Prepare a roux. Melt butter on low heat in skillet. Add flour slowly and whisk. Then add milk 1 tbs at a time. Whisk. When thickened, slowly add another cup. Whisk until thickened. Do 2 more times (total 4 cups). When sauce is thick and creamy, add back into slow cooker and stir to mix. Salt and pepper to taste. Ladle into bowls and add desired toppings. 

Chef's Scribbles:
At our Commissary here in Germany, we can't get baking potatoes. The potatoes they sell are indeed labeled 'baking potatoes', but are in fact not. I learned this after several attempts to bake them, and a friend stepping in the say "yea, it will never work." So, when I found this recipe online, I was a little more excited than I probably should have been. But come on, its been years.
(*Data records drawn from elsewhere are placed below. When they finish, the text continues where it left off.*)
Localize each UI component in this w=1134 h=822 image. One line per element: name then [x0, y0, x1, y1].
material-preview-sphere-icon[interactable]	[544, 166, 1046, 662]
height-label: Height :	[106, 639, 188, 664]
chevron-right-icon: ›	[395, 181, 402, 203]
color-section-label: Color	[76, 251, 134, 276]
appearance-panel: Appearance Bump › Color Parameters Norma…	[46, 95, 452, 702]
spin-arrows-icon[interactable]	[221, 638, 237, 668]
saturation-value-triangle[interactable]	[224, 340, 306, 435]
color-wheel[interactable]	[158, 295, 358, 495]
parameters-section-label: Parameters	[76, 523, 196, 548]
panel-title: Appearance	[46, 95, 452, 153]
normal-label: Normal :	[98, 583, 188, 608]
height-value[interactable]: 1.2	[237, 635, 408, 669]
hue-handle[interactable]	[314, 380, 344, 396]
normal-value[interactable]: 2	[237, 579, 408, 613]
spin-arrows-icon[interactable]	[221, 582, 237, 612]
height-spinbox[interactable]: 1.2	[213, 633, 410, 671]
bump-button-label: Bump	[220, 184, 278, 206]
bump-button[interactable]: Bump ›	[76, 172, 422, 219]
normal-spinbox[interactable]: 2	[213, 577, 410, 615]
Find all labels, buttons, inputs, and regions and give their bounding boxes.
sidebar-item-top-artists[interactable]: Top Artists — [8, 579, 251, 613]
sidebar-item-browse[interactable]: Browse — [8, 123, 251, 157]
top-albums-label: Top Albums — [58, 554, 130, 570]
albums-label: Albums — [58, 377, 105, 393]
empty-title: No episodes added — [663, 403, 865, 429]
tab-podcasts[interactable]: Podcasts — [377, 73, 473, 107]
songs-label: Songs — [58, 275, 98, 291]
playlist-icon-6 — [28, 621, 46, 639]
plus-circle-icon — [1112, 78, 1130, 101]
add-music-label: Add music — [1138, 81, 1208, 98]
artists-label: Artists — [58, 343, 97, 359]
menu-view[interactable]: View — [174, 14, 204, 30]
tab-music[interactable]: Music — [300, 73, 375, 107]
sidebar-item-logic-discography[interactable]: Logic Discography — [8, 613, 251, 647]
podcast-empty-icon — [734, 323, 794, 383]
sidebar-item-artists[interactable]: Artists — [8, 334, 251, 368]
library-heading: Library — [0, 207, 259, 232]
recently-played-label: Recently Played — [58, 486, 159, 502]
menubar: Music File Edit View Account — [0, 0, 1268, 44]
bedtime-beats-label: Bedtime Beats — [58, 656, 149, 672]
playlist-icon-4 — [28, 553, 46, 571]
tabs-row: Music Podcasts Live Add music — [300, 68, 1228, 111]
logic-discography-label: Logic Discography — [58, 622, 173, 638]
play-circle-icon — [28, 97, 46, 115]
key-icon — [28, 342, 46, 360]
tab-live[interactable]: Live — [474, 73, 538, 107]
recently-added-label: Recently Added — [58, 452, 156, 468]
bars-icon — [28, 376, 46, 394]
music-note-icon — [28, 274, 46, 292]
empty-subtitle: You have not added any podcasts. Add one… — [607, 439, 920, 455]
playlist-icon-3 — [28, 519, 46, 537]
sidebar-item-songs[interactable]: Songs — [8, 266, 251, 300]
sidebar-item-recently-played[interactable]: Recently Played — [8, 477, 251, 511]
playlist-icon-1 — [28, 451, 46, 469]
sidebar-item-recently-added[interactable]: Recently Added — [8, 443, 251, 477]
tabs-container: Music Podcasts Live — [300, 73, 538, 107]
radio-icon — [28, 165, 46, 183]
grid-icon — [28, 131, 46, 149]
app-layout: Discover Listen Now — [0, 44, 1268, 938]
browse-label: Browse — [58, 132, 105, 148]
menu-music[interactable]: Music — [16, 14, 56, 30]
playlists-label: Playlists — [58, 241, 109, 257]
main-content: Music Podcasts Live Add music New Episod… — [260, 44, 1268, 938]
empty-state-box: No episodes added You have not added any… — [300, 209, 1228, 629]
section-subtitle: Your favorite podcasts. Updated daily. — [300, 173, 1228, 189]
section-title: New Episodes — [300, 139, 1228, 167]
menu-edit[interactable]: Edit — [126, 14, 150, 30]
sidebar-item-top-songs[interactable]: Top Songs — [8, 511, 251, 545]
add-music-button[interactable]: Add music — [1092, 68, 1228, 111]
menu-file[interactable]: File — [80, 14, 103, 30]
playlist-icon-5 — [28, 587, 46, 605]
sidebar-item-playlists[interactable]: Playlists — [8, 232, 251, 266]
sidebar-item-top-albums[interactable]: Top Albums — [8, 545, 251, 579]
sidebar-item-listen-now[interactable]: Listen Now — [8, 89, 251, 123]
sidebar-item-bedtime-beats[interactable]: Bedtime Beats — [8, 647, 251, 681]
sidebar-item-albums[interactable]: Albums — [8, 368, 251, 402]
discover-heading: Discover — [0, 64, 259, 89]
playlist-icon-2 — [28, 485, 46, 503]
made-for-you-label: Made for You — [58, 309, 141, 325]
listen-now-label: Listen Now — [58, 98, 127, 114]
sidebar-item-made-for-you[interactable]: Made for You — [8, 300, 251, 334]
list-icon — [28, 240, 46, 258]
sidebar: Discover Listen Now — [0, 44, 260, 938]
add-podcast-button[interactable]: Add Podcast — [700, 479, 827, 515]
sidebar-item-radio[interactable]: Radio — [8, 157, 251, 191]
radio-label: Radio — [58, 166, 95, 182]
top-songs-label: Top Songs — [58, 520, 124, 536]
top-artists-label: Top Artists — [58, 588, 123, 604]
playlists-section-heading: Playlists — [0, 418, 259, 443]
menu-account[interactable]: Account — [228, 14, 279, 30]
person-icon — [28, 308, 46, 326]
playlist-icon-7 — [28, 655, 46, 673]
The potato concoction alone is not fantastic, but you add the toppings and it becomes amazing and flavorful. Which is not that different from true baked potatoes. My husband and I enjoyed this recipe, and I will be making it again!
Also, I hope you all had a wonderful Thanksgiving! Mine was full of friends and food, not to mention my husband <3 I'm looking forward to a wonderful Christmas!!